A new initiative by the folks at 350.org might just allow us to find out.
It starts with a registration round to see which country can recruit the most campuses for the race. Once the race begins, each campus must develop its own energy projects, relying on students’ enthusiasm, commitment, innovation and ability to reach out and connect with others and implement their programs on campus. Organizers expect over 500 campuses to participate in each of the three countries, making this the largest international clean energy action to date. Students are expected to make significant use of all the social networking technology at their disposal.
Bill McKibben, founder of 350.org, wants to focus particular attention on these three countries because, “If we can’t get the biggest polluters and the biggest economies to change, then we’ll never win.”
International partners include Energy Action Coalition, Indian Youth Climate Network , and China Youth Climate Action Network.
Students will soon be able to track registrations and other Great Power Race statistics on 350.org’s Great Power Race website that will be launching soon.
According to Roselin Dey, 350.org Indian organizer, “Youth across India are already working on solutions to the climate crisis. The Great Power Race will be an opportunity for us to highlight and build on their efforts.”
But China might turn out to be the biggest challenge for the American team. A recent article in the LA Times claims that China has surpassed the US in clean technology investment, outspending us by close to a factor of two to one. The article cites a Pew Charitable Trust report that says China spent $34.6 billion, compared to $18.6 billion spent in the US. This has given China a tremendous competitive advantage in areas like Wind, Solar and Smart Grid technology, which are expected to dominate the economic landscape in years to come.

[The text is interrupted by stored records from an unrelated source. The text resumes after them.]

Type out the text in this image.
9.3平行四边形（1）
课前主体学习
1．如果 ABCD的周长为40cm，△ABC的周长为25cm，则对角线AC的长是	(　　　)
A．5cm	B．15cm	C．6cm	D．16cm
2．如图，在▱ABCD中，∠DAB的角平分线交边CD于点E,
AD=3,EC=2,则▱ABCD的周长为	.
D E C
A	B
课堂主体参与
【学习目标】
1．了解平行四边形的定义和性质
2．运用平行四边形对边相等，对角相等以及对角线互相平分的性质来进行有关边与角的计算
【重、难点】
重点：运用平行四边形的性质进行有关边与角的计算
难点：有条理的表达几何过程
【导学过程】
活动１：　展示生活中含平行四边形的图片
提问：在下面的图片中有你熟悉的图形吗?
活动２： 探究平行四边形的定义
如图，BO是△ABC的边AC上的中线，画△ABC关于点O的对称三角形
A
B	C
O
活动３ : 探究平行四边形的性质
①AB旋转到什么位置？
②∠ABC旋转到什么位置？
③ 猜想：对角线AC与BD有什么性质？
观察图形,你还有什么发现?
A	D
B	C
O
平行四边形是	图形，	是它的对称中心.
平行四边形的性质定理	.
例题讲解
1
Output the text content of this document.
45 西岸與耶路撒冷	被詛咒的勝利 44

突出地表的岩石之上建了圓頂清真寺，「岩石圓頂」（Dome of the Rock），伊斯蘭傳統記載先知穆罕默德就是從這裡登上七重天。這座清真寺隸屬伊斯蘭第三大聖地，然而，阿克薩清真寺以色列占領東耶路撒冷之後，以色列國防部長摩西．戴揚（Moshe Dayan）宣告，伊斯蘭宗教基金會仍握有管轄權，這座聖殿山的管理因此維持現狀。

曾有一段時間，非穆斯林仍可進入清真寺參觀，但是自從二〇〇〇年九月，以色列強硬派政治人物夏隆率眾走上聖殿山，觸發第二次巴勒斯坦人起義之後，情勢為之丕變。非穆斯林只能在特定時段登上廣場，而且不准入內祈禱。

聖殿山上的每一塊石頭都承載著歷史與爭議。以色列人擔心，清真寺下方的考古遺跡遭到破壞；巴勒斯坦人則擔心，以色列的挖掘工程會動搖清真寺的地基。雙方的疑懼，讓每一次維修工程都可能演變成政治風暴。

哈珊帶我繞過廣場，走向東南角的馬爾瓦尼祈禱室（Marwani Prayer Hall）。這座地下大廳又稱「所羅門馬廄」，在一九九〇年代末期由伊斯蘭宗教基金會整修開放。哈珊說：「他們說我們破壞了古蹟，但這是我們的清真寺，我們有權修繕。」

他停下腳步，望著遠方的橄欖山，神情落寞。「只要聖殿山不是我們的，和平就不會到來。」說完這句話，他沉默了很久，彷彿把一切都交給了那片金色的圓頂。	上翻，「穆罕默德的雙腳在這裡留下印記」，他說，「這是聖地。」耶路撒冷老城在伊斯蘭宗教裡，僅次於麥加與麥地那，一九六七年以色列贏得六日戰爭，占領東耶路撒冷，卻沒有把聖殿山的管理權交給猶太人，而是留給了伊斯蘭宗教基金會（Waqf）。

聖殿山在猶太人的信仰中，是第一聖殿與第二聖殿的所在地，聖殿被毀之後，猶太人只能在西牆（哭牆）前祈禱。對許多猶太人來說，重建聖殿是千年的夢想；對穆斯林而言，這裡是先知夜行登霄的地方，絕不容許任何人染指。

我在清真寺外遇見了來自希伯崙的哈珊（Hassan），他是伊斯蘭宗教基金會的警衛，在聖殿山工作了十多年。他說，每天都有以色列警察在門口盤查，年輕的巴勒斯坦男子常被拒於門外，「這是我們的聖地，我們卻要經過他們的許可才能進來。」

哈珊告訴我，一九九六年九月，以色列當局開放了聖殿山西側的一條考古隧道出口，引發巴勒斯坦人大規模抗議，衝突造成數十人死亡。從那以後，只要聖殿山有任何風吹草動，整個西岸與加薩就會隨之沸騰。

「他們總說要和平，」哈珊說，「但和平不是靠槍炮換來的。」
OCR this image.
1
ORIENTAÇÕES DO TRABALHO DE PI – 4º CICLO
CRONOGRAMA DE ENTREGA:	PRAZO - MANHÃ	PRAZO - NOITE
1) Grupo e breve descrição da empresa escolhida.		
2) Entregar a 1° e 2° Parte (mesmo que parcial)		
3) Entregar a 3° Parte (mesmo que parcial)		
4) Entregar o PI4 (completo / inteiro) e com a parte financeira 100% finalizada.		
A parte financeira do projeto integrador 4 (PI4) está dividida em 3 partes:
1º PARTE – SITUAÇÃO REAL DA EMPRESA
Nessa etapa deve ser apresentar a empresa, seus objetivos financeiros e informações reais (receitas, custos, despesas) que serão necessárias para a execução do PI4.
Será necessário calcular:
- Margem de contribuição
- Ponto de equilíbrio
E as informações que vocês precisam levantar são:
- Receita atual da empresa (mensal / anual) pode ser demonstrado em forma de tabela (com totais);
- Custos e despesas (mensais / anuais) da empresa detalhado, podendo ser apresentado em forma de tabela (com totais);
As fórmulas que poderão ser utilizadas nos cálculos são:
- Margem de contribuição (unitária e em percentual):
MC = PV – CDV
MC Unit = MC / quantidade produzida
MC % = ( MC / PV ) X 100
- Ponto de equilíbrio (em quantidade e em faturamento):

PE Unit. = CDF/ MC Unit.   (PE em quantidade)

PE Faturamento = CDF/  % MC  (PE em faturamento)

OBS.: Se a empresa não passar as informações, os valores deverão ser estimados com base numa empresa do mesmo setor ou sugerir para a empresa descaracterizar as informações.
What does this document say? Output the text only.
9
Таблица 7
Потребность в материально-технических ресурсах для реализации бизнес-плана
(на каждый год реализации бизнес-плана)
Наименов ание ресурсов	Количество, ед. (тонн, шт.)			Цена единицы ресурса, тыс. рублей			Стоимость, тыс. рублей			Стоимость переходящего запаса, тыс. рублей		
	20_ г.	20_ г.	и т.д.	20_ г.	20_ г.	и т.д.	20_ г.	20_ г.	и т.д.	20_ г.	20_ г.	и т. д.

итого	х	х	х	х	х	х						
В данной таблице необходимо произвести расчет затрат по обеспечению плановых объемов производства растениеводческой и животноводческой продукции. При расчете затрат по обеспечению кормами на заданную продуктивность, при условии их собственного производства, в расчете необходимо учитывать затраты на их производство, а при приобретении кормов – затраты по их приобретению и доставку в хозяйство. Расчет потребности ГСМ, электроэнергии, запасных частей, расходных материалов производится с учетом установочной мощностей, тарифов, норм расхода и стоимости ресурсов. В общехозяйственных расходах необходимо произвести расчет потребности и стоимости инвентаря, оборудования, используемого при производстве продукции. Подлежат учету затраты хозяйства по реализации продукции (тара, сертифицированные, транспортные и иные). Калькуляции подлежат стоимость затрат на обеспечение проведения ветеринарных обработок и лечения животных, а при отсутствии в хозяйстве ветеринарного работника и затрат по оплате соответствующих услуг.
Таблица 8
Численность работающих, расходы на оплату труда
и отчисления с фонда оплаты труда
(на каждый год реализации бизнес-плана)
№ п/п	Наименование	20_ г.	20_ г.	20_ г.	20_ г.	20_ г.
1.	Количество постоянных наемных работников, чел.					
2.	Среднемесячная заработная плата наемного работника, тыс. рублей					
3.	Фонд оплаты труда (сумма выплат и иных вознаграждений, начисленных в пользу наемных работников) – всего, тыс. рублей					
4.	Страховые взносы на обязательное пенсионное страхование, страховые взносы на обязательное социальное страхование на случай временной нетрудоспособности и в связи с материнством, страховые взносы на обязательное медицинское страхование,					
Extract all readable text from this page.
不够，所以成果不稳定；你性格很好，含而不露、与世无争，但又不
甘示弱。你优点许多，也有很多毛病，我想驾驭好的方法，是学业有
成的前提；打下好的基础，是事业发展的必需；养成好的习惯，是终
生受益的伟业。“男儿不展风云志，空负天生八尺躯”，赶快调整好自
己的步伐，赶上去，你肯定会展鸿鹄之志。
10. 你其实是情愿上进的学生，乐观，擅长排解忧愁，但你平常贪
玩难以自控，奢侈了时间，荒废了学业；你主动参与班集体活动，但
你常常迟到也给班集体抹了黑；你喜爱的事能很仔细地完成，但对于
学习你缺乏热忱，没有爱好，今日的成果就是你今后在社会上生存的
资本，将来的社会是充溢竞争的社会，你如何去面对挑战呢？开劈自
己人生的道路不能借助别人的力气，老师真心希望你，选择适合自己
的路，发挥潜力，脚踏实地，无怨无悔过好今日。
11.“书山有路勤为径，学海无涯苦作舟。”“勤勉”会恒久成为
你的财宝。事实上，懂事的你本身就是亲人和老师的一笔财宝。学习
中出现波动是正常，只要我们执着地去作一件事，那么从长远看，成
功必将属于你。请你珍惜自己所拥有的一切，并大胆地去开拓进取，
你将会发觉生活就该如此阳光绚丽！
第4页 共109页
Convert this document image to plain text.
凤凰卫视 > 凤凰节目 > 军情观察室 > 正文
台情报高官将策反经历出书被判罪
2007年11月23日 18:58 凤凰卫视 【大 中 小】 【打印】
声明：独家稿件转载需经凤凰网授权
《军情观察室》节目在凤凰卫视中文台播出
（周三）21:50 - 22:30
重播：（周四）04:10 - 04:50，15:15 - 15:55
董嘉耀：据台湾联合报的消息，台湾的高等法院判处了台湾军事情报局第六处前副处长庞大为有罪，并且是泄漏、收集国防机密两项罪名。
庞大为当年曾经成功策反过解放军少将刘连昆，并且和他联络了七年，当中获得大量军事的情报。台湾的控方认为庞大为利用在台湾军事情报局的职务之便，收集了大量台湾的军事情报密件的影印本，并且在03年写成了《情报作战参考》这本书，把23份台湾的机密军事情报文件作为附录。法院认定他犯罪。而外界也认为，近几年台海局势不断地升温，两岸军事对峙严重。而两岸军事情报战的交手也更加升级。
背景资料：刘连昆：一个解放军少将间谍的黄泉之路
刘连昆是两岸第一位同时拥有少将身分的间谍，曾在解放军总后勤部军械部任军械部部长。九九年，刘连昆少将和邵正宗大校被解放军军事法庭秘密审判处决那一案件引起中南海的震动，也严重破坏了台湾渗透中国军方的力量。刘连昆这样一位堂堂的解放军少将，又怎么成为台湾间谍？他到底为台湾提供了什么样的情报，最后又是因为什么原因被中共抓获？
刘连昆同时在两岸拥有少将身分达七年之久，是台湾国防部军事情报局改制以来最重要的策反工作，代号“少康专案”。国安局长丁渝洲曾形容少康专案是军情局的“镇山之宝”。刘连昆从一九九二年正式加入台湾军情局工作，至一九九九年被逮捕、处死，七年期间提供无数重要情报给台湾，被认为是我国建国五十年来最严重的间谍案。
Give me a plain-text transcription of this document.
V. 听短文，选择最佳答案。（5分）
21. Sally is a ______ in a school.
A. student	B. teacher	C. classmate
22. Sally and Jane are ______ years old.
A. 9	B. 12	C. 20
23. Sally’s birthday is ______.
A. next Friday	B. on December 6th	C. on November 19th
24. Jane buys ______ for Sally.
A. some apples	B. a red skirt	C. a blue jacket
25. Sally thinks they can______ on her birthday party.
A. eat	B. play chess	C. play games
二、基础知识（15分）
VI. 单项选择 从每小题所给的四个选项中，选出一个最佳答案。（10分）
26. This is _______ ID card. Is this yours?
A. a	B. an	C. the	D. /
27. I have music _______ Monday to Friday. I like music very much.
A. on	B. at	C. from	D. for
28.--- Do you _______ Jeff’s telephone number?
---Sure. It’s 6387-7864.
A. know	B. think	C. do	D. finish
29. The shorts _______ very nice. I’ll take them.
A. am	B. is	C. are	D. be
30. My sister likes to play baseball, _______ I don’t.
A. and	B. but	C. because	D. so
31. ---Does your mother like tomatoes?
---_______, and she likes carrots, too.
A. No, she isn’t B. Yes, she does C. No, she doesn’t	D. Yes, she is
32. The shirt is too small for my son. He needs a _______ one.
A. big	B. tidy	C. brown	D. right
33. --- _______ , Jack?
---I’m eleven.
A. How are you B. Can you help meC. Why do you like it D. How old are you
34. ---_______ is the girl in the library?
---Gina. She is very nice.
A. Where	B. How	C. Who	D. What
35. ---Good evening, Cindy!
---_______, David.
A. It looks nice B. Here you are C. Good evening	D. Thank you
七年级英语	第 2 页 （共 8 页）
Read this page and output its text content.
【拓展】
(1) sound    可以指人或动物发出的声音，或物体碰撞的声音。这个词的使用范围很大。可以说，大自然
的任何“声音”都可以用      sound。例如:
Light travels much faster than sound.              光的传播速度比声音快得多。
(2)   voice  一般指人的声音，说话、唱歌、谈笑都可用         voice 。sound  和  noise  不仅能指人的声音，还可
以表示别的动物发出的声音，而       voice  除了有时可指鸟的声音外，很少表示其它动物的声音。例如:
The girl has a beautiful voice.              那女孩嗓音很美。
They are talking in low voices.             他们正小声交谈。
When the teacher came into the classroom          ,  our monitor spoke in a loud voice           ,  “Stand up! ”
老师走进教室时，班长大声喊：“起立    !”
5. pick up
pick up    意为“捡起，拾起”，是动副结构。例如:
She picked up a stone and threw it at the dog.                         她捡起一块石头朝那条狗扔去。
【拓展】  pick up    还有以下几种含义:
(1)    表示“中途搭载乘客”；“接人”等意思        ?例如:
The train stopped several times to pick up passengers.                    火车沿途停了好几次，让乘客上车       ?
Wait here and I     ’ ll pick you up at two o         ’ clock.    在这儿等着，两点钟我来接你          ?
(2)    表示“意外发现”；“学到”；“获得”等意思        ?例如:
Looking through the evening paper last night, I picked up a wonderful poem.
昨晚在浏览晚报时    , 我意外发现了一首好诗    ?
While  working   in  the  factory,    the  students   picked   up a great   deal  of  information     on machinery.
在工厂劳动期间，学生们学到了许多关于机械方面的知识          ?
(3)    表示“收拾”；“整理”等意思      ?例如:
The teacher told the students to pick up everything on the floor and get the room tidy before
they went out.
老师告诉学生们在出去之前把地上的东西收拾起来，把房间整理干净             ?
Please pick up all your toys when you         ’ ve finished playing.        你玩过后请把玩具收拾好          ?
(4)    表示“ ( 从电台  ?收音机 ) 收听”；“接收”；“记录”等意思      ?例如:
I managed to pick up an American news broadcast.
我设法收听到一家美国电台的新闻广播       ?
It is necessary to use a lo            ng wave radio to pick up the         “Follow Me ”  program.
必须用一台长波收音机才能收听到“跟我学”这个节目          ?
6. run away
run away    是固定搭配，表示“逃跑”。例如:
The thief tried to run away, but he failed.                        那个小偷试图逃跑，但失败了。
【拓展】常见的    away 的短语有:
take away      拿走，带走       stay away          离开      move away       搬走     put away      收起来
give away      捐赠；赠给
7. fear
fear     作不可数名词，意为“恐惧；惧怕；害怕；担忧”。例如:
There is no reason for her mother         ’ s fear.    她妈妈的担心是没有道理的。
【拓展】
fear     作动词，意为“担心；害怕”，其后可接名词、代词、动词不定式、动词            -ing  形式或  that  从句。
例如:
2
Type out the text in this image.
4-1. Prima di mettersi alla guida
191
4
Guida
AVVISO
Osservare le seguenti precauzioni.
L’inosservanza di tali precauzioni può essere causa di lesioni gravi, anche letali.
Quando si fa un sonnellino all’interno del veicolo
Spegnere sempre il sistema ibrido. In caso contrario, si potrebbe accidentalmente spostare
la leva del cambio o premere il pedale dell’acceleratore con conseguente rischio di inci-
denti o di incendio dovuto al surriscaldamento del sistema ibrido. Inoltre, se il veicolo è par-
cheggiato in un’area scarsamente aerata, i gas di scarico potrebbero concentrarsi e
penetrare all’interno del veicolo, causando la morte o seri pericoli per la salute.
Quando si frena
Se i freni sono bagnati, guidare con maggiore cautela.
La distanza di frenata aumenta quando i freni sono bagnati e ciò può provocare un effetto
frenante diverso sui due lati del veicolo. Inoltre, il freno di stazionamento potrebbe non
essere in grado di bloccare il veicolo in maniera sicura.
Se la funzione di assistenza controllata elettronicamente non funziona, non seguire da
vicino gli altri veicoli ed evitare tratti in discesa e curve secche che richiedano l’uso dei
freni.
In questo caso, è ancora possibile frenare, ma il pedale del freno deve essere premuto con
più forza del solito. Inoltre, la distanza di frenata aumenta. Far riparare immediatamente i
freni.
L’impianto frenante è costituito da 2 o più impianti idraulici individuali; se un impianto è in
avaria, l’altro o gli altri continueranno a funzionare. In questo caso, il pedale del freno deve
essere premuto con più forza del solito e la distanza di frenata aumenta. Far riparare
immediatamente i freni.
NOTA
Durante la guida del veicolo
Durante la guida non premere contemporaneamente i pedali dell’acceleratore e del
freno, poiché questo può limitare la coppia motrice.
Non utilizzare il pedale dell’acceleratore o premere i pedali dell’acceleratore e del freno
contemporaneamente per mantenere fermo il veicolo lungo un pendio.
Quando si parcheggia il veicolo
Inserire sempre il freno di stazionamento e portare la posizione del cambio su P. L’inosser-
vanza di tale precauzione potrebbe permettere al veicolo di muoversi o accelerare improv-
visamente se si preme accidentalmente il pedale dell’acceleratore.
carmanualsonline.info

The fact that the US is spending many times that amount in wars in the Middle East, fighting to retain oil access, and in an expanded offshore drilling program, brings to mind Ben Franklin’s famous quote about an ounce of prevention being worth a pound (or a barrel) of cure. The US is now 12th overall in resources invested in renewable energy, when measured as a percentage of total economy.
Let’s hope that our young people have more concern about their future than our leaders do. They will have a great opportunity to demonstrate their commitment in the upcoming race.